Thursday, 28 August 2008

Constituency Statements

Broadband

9:53 am

Photo of Bruce BillsonBruce Billson (Dunkley, Liberal Party, Shadow Minister for Broadband, Communication and the Digital Economy) Share this | | Hansard source

Despite the overblown rhetoric in opposition, Prime Minister Kevin Rudd and the Minister for Broadband, Communications and the Digital Economy, Stephen Conroy, have undoubtedly become the ‘net negatives’ on broadband. Their vague and deeply flawed national broadband tender process has stalled, and they are unable to point to a single broadband initiative of their own. We heard about the election promises. Now we are being told that they were not actually promises; they were ambitions. Clearly there is going to be some cobbling together of an outcome that will no doubt look very different from the election hype.

There is no clear articulation from the Rudd government or from Minister Conroy about just what kind of clear public policy outcomes they expect to achieve and what the must-haves are of the national broadband tender process. Minister Conroy seems to be in a witness protection program: not prepared to pop up and answer any questions or engage in any of the policy debate around broadband, claiming he is somehow involved in a commercial negotiation. How odd when the tender process has not even commenced and the stop-clock timetable has not even been started.

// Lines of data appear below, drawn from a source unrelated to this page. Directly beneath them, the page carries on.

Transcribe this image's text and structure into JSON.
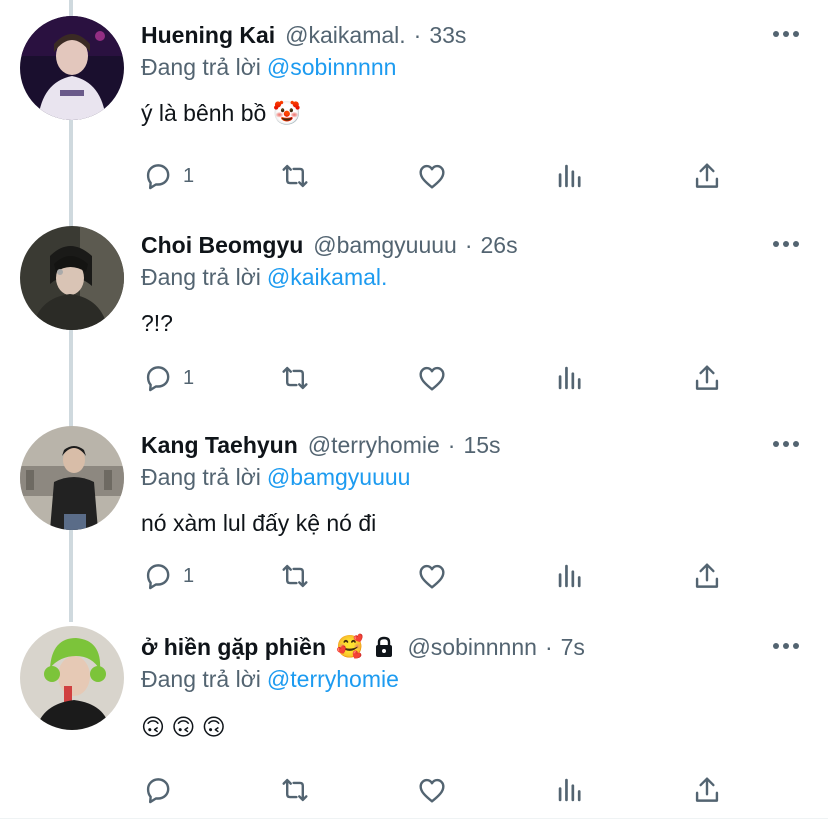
{
  "tweets": [
    {
      "display_name": "Huening Kai",
      "handle": "@kaikamal.",
      "separator": "·",
      "time": "33s",
      "reply_prefix": "Đang trả lời",
      "reply_to": "@sobinnnnn",
      "text": "ý là bênh bồ 🤡",
      "reply_count": "1",
      "avatar_colors": [
        "#1a0f2e",
        "#e9e4ef"
      ]
    },
    {
      "display_name": "Choi Beomgyu",
      "handle": "@bamgyuuuu",
      "separator": "·",
      "time": "26s",
      "reply_prefix": "Đang trả lời",
      "reply_to": "@kaikamal.",
      "text": "?!?",
      "reply_count": "1",
      "avatar_colors": [
        "#2b2b26",
        "#59594f"
      ]
    },
    {
      "display_name": "Kang Taehyun",
      "handle": "@terryhomie",
      "separator": "·",
      "time": "15s",
      "reply_prefix": "Đang trả lời",
      "reply_to": "@bamgyuuuu",
      "text": "nó xàm lul đấy kệ nó đi",
      "reply_count": "1",
      "avatar_colors": [
        "#b9b4aa",
        "#222222"
      ]
    },
    {
      "display_name": "ở hiền gặp phiền",
      "name_emoji": "🥰",
      "handle": "@sobinnnnn",
      "separator": "·",
      "time": "7s",
      "reply_prefix": "Đang trả lời",
      "reply_to": "@terryhomie",
      "text": "🙃 🙃 🙃",
      "reply_count": "",
      "avatar_colors": [
        "#d8d4cc",
        "#7cc43a"
      ]
    }
  ],
  "icons": {
    "more": "more-horizontal-icon",
    "reply": "reply-icon",
    "retweet": "retweet-icon",
    "like": "like-icon",
    "views": "analytics-icon",
    "share": "share-icon",
    "lock": "lock-icon"
  },
  "colors": {
    "text_primary": "#0f1419",
    "text_secondary": "#536471",
    "link": "#1d9bf0",
    "thread_line": "#cfd9de"
  }
}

Instead, what we see is the current Rudd government claiming credit for the previous Howard government’s initiatives, to try and point out that they are doing something about broadband. How ironic to see Senator Conroy on the Yorke Peninsula claiming credit and associating himself with the WiMAX wireless network there—a platform and a technology he ridiculed mercilessly in opposition. The OPEL project that he cancelled was in part driven by and inclusive of the WiMAX wireless network, as well as many thousands of kilometres of fibre backbone. That OPEL project would have delivered benefit for some 800,000 to 900,000 underserviced premises in rural, remote and regional Australia. Instead, that has been cancelled, the plug has been pulled on those communities and there is no alternative plan available for them.

Also amid the confusion, the private sector has understandably frozen new fixed-line broadband investment. My office has been contacted by many communities across Australia illustrating how the confusion of the Rudd government’s broadband plans and the uncertainty about what it might look like into the future are standing in the way of them getting broadband services today. Springfield in Queensland could have had fibre to the home rolled out, but Senator Conroy is standing in the way of that initiative, as the confusion, the doubt and the fog impede others from implementing much needed investment and infrastructure. High-growth areas like the city of Casey in Victoria, the Gold Coast, the city of Swan in Perth and Johns River on the New South Wales North Coast cannot get ADSL services. They are being told that is because of the national broadband network process, the confusion that surrounds it and the inability or unwillingness of the Labor government to articulate clearly what the public policy goals are, what the must-haves will be and what the future framework to facilitate this much needed investment and to deliver improved services now would look like.